All the more reason why he’s pleased to see a considerable amount of development taking place in the parish in recent years, existing as it has in a sort of no man’s land between urban Kingston and St Andrew to the west and the rustic chic of Portland to the north. The famed painter sees Jamaican art in somewhat similar terms.

“I believe it’s extremely promising,” he argued. “We have the basic material here in terms of talent to have a worldwide impact. I’d just like to see us mature some more and provide more outlets for the exposure and development of that talent.”

Watson, who remains passionately concerned about encouraging future generations of artists, has also tried to teach through his book, Shades of Grey, which speaks of life through an artist’s eyes, and by imparting some of the techniques an artist uses to complete successful paintings.

The man who places much emphasis on thought has again been thinking a lot about the African Diaspora.
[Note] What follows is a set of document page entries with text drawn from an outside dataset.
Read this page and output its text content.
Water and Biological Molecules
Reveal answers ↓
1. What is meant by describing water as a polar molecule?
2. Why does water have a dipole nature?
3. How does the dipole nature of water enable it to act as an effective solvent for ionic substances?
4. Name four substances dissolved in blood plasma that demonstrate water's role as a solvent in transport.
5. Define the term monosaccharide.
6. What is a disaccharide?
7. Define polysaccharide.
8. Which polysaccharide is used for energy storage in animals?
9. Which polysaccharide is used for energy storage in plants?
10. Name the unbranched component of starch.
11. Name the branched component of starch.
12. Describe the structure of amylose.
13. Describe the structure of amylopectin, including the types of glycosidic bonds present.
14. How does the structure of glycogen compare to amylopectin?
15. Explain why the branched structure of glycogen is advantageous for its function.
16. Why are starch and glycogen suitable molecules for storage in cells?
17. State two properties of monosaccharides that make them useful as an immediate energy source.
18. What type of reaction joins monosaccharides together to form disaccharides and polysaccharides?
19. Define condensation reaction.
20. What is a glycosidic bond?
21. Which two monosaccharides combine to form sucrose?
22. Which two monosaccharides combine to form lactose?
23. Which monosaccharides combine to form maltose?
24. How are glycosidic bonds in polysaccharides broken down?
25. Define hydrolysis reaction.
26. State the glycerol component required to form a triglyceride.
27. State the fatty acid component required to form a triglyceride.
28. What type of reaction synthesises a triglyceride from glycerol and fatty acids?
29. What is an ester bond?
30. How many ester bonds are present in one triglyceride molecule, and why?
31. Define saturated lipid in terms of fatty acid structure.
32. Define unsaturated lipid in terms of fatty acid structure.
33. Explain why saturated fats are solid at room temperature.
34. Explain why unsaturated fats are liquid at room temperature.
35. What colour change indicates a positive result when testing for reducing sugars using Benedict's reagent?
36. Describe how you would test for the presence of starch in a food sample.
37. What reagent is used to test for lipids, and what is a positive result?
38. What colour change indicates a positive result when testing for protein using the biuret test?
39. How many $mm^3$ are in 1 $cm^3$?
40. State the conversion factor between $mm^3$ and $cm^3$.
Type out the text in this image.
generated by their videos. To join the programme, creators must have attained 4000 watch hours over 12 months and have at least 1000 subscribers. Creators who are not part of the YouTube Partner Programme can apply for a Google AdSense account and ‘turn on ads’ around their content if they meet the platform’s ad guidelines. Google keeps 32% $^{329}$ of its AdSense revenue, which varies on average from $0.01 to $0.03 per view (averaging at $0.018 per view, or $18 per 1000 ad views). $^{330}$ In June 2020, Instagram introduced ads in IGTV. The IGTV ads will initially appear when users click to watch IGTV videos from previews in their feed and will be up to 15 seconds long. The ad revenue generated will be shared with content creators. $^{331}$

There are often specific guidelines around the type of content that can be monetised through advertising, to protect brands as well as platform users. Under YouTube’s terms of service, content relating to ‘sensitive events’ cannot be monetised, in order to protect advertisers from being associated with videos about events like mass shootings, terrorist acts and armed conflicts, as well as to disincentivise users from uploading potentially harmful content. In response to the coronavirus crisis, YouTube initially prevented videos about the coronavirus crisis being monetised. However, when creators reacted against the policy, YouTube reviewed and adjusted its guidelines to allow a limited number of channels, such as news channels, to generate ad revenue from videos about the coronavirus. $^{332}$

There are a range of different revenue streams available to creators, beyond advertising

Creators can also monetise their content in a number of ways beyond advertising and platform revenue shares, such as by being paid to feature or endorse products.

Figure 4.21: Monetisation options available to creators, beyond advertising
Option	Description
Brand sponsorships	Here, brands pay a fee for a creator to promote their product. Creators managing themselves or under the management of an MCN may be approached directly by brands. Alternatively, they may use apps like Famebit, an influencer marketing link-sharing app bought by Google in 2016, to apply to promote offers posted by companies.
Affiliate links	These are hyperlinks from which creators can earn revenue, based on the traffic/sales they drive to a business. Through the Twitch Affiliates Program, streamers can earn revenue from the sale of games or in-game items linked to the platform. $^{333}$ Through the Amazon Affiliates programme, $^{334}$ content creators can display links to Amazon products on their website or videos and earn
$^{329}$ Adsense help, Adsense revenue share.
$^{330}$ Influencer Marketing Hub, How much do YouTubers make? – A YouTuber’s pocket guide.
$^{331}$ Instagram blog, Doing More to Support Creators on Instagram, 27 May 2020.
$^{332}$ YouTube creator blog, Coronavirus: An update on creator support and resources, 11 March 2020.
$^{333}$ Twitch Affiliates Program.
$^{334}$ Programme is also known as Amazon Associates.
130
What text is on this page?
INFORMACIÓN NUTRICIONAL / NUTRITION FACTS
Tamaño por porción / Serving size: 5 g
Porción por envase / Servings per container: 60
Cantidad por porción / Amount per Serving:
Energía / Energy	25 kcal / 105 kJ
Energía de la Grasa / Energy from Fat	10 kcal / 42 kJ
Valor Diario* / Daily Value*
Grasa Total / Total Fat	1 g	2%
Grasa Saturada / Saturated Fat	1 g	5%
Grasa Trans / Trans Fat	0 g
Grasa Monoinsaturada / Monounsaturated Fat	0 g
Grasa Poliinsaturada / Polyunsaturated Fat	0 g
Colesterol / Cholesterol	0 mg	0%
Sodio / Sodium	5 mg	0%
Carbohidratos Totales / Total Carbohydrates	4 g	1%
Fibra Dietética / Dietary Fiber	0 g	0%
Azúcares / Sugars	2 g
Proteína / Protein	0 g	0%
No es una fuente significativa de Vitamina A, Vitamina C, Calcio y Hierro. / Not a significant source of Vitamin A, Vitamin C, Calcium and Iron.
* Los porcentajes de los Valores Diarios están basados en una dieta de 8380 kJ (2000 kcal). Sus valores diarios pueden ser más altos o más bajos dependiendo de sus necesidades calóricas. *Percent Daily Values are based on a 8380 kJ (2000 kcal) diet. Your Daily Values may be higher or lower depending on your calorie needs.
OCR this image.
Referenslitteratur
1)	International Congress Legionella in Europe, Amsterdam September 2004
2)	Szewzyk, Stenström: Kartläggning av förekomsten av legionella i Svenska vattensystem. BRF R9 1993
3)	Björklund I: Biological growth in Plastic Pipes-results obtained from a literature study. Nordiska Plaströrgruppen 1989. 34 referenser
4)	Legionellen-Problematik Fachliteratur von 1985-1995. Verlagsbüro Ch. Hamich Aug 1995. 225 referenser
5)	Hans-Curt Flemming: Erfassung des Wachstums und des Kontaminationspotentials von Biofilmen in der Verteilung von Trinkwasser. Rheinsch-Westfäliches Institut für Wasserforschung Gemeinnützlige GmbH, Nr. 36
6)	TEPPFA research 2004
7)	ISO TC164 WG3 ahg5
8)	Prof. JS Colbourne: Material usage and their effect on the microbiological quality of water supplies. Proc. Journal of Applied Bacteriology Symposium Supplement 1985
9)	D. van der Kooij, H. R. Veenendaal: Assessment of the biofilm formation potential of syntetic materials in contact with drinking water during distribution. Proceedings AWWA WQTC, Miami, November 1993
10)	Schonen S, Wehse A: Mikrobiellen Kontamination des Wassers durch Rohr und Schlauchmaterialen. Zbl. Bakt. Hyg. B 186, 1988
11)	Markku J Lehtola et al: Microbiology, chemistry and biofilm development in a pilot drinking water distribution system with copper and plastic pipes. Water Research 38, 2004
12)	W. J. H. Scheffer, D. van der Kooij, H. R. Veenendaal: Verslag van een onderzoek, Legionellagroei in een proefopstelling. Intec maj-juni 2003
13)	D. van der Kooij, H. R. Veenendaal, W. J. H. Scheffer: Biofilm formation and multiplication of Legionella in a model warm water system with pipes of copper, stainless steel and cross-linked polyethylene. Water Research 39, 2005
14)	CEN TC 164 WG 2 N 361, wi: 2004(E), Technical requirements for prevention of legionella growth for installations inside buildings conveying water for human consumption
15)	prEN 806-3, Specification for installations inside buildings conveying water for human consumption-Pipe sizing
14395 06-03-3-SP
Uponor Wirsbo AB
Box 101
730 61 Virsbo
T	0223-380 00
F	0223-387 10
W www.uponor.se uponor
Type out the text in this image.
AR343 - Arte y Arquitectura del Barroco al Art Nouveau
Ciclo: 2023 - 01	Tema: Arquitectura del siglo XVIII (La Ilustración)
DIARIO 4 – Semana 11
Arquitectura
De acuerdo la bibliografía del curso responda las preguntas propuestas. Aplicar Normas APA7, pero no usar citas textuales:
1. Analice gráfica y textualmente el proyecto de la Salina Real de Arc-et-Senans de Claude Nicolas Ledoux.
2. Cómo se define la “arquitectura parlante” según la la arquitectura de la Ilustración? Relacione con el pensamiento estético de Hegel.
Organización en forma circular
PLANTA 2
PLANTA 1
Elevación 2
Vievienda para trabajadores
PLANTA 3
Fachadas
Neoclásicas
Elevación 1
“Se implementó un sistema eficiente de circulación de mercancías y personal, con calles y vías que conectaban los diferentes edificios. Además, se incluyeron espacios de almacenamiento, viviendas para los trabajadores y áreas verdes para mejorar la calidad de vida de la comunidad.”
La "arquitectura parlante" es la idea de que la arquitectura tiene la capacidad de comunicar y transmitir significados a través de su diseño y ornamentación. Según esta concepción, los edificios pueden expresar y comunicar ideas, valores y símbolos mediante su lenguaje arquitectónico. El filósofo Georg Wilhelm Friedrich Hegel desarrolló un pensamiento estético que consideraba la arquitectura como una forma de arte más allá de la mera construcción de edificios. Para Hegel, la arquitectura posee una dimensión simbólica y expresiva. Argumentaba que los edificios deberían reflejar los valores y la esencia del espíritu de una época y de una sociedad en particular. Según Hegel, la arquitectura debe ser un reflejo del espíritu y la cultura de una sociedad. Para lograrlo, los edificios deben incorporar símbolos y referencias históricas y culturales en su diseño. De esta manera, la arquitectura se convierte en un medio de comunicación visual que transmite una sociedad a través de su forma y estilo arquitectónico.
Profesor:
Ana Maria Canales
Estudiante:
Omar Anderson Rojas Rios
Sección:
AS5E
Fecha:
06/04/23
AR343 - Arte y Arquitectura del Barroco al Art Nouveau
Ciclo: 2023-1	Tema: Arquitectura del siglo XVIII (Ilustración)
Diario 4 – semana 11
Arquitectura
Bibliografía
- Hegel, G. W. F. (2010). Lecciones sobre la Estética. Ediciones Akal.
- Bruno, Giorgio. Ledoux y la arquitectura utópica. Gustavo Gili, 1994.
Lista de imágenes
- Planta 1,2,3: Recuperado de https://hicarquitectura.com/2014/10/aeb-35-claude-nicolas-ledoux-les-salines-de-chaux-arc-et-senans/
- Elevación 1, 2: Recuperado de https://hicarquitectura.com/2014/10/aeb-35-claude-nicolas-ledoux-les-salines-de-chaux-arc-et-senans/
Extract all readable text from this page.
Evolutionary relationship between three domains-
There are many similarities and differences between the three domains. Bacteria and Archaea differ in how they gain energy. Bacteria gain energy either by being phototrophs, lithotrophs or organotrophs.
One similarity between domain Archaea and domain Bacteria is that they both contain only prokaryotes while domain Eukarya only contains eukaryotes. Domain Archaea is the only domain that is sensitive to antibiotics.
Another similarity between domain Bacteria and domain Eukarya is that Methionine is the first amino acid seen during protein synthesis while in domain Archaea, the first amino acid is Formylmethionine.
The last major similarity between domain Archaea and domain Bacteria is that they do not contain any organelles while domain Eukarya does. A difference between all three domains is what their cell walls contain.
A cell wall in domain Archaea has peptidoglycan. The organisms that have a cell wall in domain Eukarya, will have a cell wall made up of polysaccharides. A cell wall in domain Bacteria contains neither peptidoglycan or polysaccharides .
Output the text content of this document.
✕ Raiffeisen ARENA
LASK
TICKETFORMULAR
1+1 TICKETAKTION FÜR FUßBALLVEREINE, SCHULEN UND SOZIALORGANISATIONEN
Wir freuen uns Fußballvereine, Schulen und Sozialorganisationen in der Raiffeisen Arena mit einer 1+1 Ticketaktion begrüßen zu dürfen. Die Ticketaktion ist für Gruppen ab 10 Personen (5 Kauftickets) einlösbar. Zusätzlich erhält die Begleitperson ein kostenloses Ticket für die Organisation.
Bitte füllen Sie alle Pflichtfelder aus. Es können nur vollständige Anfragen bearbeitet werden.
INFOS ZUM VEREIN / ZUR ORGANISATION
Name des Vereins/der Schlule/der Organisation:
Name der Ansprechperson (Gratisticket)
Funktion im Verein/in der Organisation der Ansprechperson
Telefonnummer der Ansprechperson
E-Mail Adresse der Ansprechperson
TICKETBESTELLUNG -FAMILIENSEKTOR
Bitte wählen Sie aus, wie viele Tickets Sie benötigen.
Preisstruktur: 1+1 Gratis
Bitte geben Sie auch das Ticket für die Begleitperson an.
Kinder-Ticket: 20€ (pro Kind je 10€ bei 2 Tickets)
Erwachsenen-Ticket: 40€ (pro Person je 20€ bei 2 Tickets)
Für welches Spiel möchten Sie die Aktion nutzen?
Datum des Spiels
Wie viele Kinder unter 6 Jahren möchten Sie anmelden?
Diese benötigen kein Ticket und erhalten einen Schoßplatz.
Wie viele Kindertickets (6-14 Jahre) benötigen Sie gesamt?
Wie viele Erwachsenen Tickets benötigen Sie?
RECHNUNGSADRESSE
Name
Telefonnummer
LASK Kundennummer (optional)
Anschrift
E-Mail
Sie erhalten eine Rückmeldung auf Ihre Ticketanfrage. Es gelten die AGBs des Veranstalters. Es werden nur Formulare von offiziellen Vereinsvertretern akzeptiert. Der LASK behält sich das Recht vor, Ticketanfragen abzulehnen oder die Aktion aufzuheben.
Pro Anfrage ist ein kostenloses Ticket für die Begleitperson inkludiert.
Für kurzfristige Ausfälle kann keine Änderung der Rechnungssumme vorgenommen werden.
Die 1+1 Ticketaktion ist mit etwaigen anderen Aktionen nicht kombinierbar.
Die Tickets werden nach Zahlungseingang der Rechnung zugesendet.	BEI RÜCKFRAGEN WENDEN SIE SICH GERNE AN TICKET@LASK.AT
The preoccupation is a natural outflow from his landmark series, the Pan-Africanists (which depicted important leaders of both continental Africa and the Diaspora).

It’s a further affirmation of his belief that the time is well nigh for African, Afro-American and – not least – Caribbean people to be accorded influence commensurate with their impact.

That is likely a part – indeed at the heart – of what drove last night’s presentation: acknowledging the profound significance, diverse initiative and obvious vitality of a man whose tremendous appetite for life and living well (and for his fellow men) has found expression in the vividly realistic depictions on the canvas.